Back on Earth — back when there was an Earth — there were these little animals called cats. I had one for a while. Sometimes I'd watch him sleep for hours: paws and whiskers and ears all twitching madly as he chased imaginary prey across whatever landscapes his sleeping brain conjured up.
My son looks like that when the chimp worms its way into his dreams.
It's almost too literal for metaphor: the cable runs into his head like some kind of parasite, feeding through old-fashioned fiberop now that the wireless option's been burned away. Or force — feeding, I suppose; the poison flows into Dix's head, not out of it.

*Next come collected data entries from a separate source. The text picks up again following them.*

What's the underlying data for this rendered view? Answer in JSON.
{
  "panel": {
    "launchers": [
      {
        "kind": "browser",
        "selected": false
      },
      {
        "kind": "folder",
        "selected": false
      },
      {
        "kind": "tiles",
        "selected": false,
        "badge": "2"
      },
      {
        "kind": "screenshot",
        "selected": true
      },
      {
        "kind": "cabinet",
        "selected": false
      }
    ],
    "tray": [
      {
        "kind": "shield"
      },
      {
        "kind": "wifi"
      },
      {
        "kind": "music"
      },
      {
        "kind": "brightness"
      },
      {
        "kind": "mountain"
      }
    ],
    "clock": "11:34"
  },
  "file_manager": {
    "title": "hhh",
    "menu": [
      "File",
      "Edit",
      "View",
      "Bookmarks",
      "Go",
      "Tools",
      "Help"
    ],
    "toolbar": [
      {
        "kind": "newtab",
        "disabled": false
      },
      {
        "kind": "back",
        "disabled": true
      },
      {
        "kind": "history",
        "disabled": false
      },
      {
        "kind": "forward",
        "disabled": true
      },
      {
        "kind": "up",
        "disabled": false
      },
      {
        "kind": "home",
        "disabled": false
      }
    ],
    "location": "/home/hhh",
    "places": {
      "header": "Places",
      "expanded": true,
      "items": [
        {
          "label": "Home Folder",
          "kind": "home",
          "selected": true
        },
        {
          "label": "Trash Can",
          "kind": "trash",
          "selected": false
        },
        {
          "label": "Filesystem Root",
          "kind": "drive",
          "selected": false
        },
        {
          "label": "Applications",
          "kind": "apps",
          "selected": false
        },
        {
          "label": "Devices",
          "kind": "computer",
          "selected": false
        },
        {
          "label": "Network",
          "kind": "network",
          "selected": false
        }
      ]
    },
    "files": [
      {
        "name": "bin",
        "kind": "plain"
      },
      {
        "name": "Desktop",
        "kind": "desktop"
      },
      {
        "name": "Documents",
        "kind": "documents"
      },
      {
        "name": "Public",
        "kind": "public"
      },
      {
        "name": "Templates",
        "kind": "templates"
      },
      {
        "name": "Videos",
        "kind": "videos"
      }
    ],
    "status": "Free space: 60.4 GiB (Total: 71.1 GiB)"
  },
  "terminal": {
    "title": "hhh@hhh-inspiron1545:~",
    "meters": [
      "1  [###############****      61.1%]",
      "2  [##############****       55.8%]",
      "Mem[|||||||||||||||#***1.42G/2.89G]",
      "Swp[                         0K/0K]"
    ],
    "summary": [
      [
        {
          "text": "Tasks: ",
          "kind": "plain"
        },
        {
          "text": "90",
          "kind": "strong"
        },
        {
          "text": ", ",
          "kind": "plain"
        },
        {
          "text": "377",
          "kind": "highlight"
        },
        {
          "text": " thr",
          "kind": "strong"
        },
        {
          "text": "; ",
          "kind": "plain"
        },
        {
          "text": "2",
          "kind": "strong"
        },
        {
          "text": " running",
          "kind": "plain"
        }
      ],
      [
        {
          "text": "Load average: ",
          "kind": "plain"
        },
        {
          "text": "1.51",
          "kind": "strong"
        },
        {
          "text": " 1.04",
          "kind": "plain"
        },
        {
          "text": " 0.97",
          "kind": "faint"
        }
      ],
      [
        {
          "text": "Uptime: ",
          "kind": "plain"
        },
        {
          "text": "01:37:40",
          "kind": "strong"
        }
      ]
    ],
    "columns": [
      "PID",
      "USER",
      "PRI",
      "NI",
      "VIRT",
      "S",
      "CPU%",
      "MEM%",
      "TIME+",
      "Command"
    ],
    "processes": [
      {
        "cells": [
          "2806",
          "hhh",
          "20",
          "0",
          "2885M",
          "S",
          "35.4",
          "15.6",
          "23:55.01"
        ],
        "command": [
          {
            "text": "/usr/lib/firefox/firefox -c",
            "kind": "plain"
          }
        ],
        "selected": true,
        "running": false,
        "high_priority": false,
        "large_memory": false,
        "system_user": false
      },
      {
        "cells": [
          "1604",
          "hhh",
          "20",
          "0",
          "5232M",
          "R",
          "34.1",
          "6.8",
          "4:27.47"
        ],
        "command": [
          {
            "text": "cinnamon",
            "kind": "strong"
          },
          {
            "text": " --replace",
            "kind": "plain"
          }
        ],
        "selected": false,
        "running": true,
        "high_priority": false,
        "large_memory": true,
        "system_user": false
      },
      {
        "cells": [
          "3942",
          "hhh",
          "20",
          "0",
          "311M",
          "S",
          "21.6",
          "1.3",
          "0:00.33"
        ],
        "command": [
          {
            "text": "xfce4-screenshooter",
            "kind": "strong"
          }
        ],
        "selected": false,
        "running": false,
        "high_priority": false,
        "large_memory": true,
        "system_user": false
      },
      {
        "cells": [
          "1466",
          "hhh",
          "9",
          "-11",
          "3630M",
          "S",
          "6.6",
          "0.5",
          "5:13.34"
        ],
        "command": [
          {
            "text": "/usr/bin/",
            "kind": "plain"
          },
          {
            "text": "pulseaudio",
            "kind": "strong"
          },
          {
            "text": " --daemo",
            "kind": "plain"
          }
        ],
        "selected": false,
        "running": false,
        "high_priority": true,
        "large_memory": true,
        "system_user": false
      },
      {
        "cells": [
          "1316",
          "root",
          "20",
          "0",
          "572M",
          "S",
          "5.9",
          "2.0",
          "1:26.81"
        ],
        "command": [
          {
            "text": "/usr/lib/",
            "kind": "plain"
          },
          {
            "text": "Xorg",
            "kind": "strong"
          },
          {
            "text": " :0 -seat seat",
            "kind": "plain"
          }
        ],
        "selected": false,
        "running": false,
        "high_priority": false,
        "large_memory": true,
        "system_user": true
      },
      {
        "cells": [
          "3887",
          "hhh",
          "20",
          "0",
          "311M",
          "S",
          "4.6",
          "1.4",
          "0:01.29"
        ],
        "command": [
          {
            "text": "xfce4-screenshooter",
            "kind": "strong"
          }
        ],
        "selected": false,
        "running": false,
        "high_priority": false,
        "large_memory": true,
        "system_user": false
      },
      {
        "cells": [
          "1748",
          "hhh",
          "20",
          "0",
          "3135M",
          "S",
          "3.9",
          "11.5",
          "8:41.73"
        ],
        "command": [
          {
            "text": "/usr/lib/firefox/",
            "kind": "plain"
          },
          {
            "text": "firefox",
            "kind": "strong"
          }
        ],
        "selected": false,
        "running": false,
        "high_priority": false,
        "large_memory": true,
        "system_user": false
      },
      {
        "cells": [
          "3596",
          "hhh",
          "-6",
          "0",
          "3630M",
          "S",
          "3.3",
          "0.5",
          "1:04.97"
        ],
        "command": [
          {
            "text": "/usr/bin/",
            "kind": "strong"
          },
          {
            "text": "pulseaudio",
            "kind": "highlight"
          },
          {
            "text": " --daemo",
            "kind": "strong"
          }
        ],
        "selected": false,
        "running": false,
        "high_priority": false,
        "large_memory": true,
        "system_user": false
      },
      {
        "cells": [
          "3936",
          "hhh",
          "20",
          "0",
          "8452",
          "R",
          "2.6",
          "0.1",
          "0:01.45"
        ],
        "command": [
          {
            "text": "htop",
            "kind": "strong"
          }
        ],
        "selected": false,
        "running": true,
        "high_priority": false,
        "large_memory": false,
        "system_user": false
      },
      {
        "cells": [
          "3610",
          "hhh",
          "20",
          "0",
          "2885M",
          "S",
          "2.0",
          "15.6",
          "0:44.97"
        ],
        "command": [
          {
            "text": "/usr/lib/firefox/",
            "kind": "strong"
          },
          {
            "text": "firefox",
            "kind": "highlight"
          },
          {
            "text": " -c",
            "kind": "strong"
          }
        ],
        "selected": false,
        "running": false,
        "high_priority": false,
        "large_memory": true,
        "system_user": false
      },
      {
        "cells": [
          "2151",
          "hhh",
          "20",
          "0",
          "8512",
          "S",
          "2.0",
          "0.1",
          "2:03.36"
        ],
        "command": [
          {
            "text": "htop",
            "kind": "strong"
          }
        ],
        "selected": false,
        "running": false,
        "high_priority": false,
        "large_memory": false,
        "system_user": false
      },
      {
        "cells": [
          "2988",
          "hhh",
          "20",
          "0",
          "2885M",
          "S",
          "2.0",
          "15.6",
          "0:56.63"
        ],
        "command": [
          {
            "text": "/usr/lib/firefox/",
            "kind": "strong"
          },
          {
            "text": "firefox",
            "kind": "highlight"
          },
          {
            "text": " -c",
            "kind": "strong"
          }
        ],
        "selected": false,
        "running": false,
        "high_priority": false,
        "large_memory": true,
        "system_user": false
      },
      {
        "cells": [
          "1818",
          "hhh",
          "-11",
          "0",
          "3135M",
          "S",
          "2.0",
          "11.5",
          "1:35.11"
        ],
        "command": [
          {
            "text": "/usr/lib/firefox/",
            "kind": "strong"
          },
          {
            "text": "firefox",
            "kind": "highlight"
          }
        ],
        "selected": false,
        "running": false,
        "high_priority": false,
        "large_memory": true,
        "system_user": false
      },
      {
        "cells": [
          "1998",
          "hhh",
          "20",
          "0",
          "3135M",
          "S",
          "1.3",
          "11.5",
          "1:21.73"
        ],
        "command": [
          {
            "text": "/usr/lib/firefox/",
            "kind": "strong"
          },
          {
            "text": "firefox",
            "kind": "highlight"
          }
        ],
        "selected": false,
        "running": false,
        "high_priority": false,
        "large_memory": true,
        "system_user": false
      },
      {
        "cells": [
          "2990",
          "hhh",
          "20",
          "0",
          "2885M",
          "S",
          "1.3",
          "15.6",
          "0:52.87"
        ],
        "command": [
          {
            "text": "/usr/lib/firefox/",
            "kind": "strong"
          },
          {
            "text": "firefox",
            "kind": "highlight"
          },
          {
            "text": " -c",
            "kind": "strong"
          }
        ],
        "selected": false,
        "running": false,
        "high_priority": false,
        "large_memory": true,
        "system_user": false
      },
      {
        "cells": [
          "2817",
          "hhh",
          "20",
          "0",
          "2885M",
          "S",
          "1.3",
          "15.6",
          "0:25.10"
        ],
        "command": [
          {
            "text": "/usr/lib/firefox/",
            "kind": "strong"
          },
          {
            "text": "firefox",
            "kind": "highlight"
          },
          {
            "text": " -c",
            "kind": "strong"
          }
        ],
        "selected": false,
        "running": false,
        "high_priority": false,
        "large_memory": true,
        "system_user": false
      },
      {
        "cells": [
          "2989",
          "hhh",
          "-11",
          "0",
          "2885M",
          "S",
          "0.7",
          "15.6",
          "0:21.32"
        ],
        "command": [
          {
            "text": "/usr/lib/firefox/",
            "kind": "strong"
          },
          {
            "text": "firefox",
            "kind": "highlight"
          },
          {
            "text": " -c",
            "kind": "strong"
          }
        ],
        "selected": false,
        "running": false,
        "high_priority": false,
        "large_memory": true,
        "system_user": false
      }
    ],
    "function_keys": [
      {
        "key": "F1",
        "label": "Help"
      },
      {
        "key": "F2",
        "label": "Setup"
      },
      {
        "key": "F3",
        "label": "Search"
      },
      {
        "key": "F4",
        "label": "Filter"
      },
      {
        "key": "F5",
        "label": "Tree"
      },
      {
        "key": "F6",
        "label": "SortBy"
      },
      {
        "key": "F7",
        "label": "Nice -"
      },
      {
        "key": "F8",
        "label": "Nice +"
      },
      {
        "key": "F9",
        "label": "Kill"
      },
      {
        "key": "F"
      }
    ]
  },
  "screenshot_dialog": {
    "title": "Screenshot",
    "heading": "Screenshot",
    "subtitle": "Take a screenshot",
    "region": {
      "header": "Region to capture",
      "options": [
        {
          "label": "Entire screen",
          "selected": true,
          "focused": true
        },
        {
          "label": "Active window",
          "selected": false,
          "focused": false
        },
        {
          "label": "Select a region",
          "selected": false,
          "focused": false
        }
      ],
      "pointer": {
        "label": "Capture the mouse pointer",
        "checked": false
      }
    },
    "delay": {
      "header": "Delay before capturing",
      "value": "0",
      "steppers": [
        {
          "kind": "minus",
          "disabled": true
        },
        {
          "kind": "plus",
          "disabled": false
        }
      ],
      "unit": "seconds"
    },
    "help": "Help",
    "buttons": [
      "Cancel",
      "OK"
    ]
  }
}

I shouldn't be here. Didn't I just throw a tantrum over the violation of my own privacy? (Just. Twelve lightdays ago. Everything's relative.) And yet I can see no privacy here for Dix to lose: no decorations on the walls, no artwork or hobbies, no wraparound console. The sex toys ubiquitous in every suite sit unused on their shelves; I'd have assumed he was on antilibinals if recent experience hadn't proven otherwise.
What am I doing? Is this some kind of perverted mothering instinct, some vestigial expression of a Pleistocene maternal subroutine? Am I that much of a robot, has my brain stem sent me here to guard my child?